Keeping them in whenever anyone else went in or out the door became challenging. The mud room served as an airlock chamber for the front door, but the back door required agility and speed to prevent escape. Then I went away for a month, and when I returned they were out of the habit of trying (imagine here a whole paragraph of speculation as to why). A week later the snow came, and since then they’ve shown no inclination to leave the house. I try to brush each of them at least once a day, and vacuum a few times a week; still, the hair spills out from under furniture, piles into drifts on the stairs, tickles my lips when there’s no kitten near.

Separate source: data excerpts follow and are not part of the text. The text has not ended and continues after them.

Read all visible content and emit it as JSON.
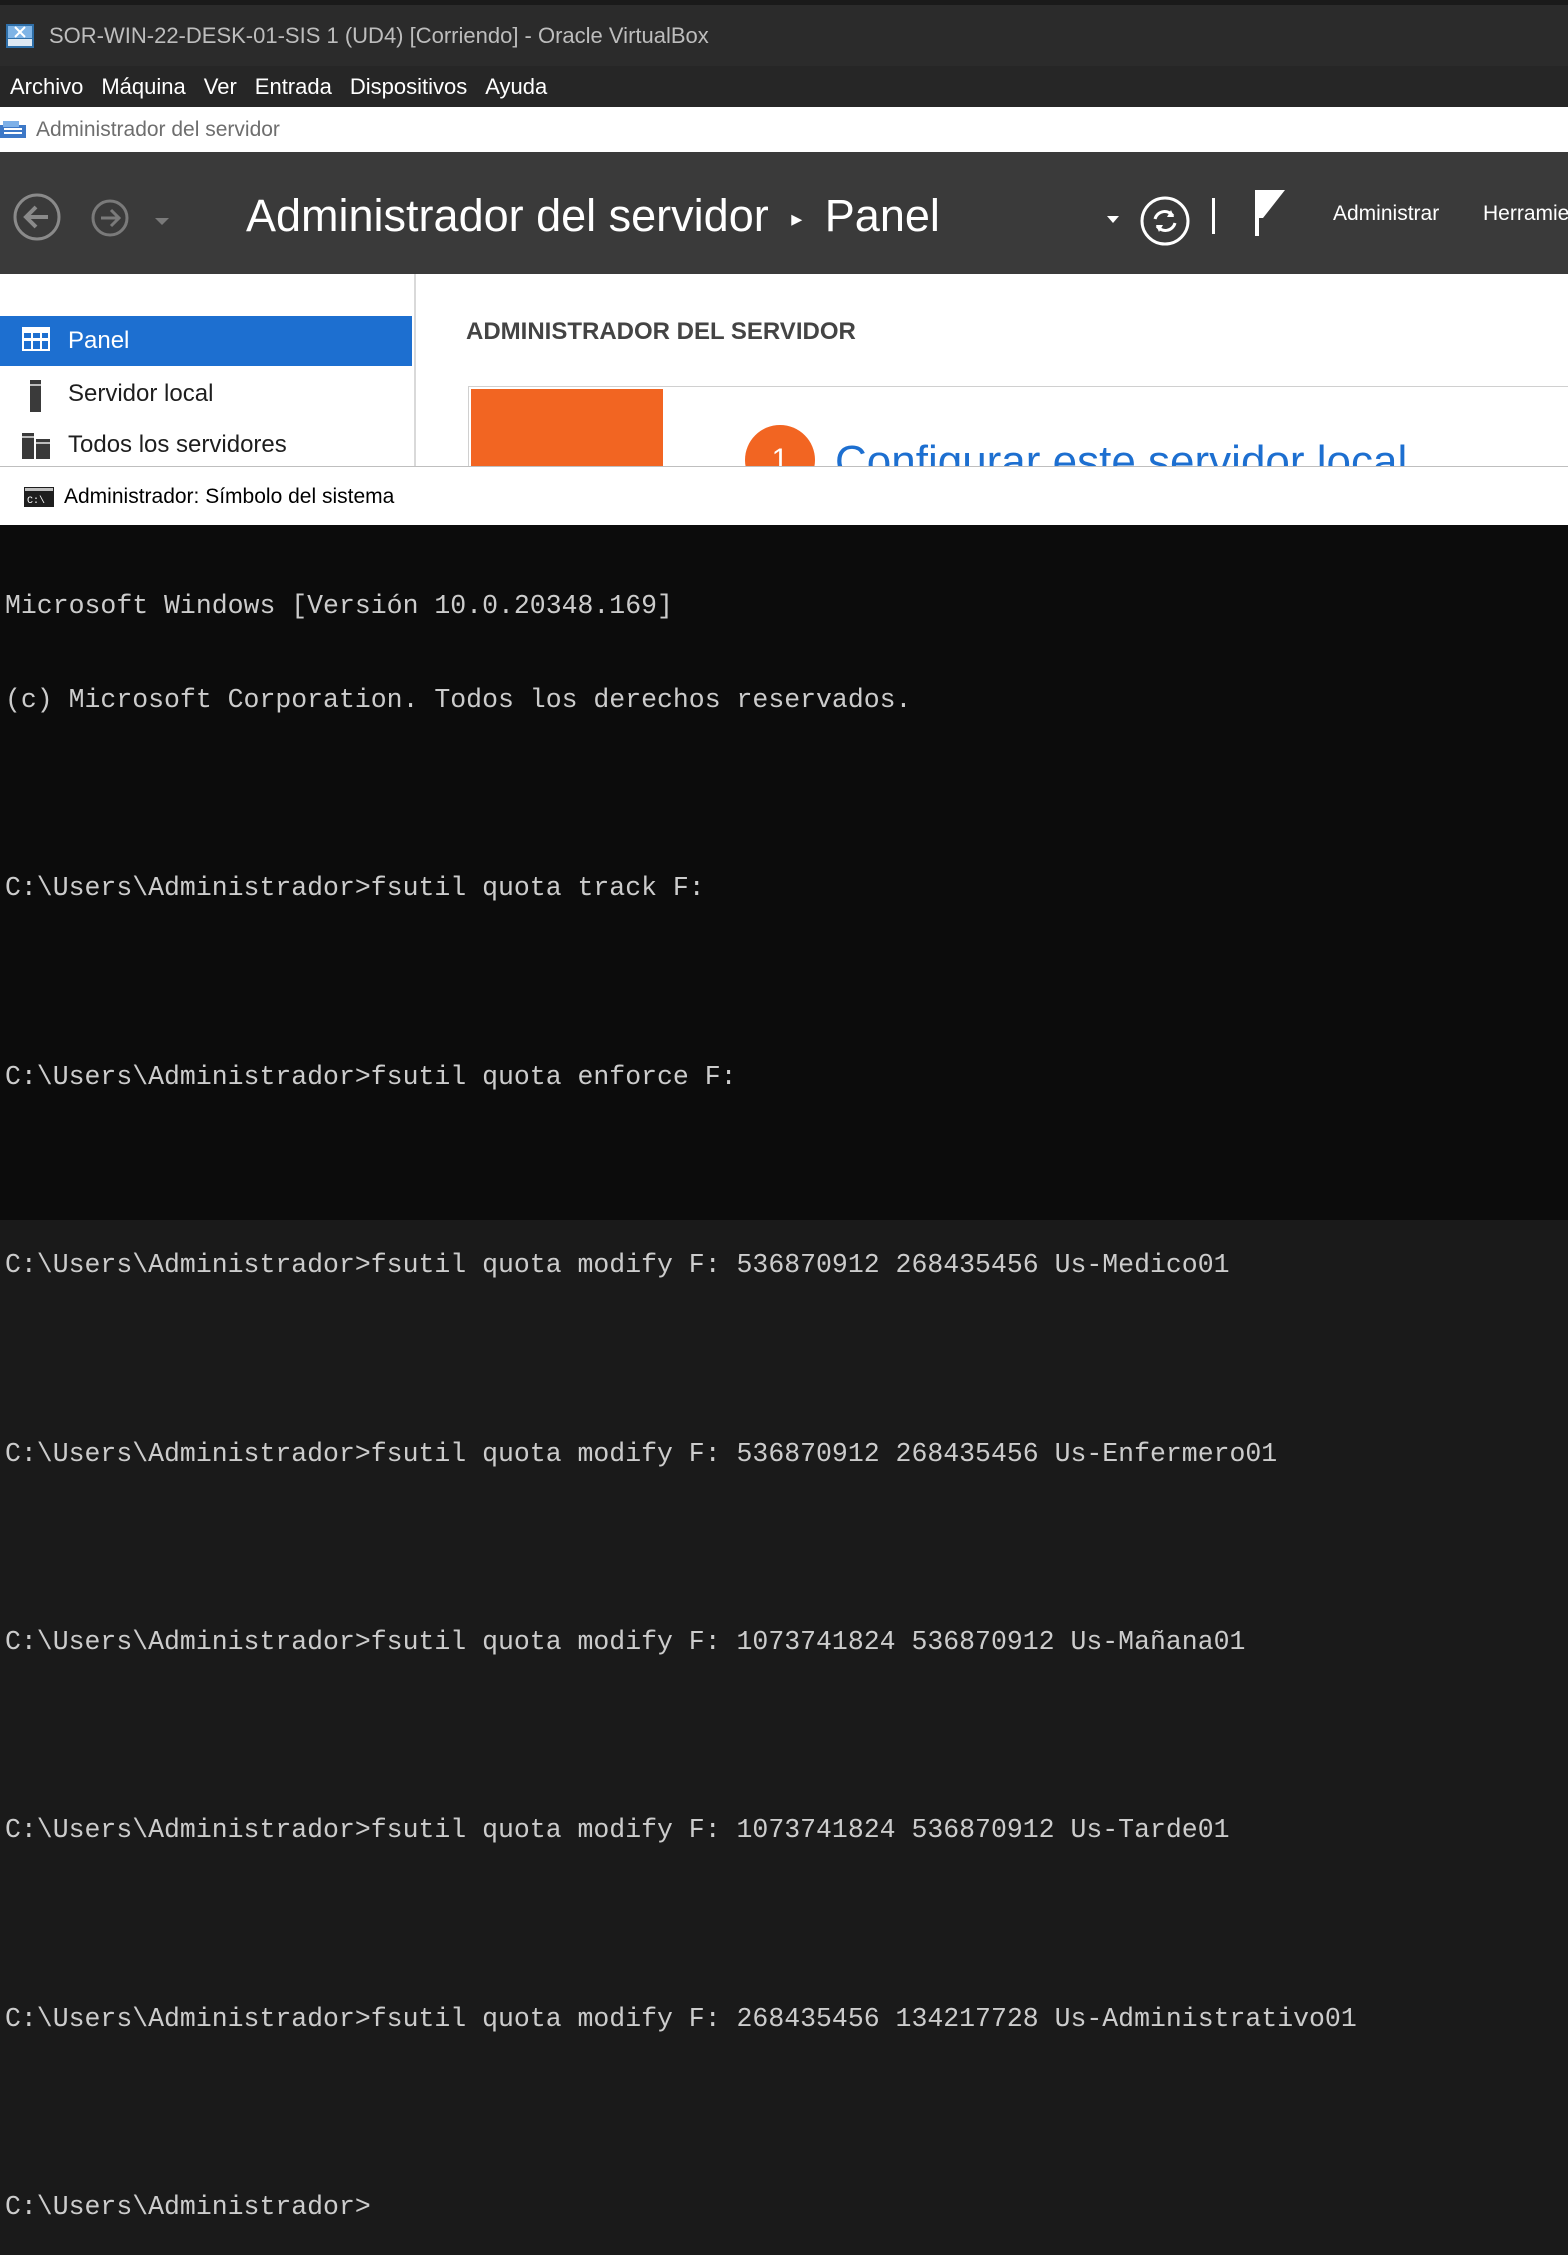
{
  "vbox": {
    "title": "SOR-WIN-22-DESK-01-SIS 1 (UD4) [Corriendo] - Oracle VirtualBox",
    "menu": [
      "Archivo",
      "Máquina",
      "Ver",
      "Entrada",
      "Dispositivos",
      "Ayuda"
    ]
  },
  "server_manager": {
    "window_title": "Administrador del servidor",
    "breadcrumb_app": "Administrador del servidor",
    "breadcrumb_sep": "▸",
    "breadcrumb_page": "Panel",
    "menu_manage": "Administrar",
    "menu_tools": "Herramientas",
    "sidebar": [
      {
        "label": "Panel",
        "active": true
      },
      {
        "label": "Servidor local",
        "active": false
      },
      {
        "label": "Todos los servidores",
        "active": false
      }
    ],
    "section_heading": "ADMINISTRADOR DEL SERVIDOR",
    "tile_step_number": "1",
    "tile_step_text": "Configurar este servidor local",
    "accent_orange": "#f26522",
    "accent_blue": "#1d6fd0"
  },
  "cmd": {
    "window_title": "Administrador: Símbolo del sistema",
    "lines": [
      "Microsoft Windows [Versión 10.0.20348.169]",
      "(c) Microsoft Corporation. Todos los derechos reservados.",
      "",
      "C:\\Users\\Administrador>fsutil quota track F:",
      "",
      "C:\\Users\\Administrador>fsutil quota enforce F:",
      "",
      "C:\\Users\\Administrador>fsutil quota modify F: 536870912 268435456 Us-Medico01",
      "",
      "C:\\Users\\Administrador>fsutil quota modify F: 536870912 268435456 Us-Enfermero01",
      "",
      "C:\\Users\\Administrador>fsutil quota modify F: 1073741824 536870912 Us-Mañana01",
      "",
      "C:\\Users\\Administrador>fsutil quota modify F: 1073741824 536870912 Us-Tarde01",
      "",
      "C:\\Users\\Administrador>fsutil quota modify F: 268435456 134217728 Us-Administrativo01",
      "",
      "C:\\Users\\Administrador>"
    ]
  }
}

They’re very skillful at rampaging through the house, from one end to the other and back, around the couch over the piano up the stairs off the wall and back, without knocking much down; occasionally the brass bowl crashes off the piano or an orchid tips over on the stone wall, but for the frequency and velocity of their chases incidents are acceptably rare. Still, they need more space to run.
So as the snow melts this spring, and before the garden foliage gets so thick I can’t see them, I will let them out. Therefore, I’m not feeding the birds this winter, and though I miss the sound and sight of their flocks at the feeder tree, I’m glad I have one fewer path to shovel in this big snow winter. With no bird feeders-cum-bait station, they seem to be finding plenty of natural food that perhaps they’ve ignored during previous years when they were provided with a bottomless supply of sunflower and thistle seeds.
The snow continues to fall, the cats run from one window to another focused on birds and occasional bunnies. I don’t wish them to catch the birds when they finally taste their freedom, but noticing them is the first step in learning to hunt, and I do want them to hunt mice and chipmunks, and frighten squirrels and bunnies out of the yard come summer. I’m hoping now they know there’s prey around the house they’ll stick close when I release them, and not go running off into the forest. We’ll all compromise: I’ll try bells again and the kittens will take only what their hampered abilities allow them, hopefully not birds; I will break my resolution and have outdoor cats again, but not lure the birds to an easy death with feeders.
I ran into a friend at the grocery store yesterday who told me that the beehives across the canyon have had mites for years. “They’re too close to you,” she said. It was cold comfort, a theory validated that suggested once and for all it wasn’t my fault. It’s been bleak watching flowers open one by one with no honeybees to pollinate them. Until two days ago I’d only seen an occasional bee; finally, a handful in the apricot tree. Then yesterday more, and bumblebees, and tiny wild bees. As they return I feel more and more alive.
I guess I despaired of finding the same joy in photography as I did last year with my bees. And in a strange way, my pleasure is tainted knowing they’re not my bees… still, they’re bees, they’re sturdy hardy bees that are surviving, and that brings with it a more astringent joy than the wallowing I was doing the past three summers, that first inebriated love that lasts a few years before something goes awry and love becomes a choice to share in suffering.
It’s been a week so far of salvage and recovery. Within surprising traumas and sad accomplishments, there remains the thrilling flow of life going on.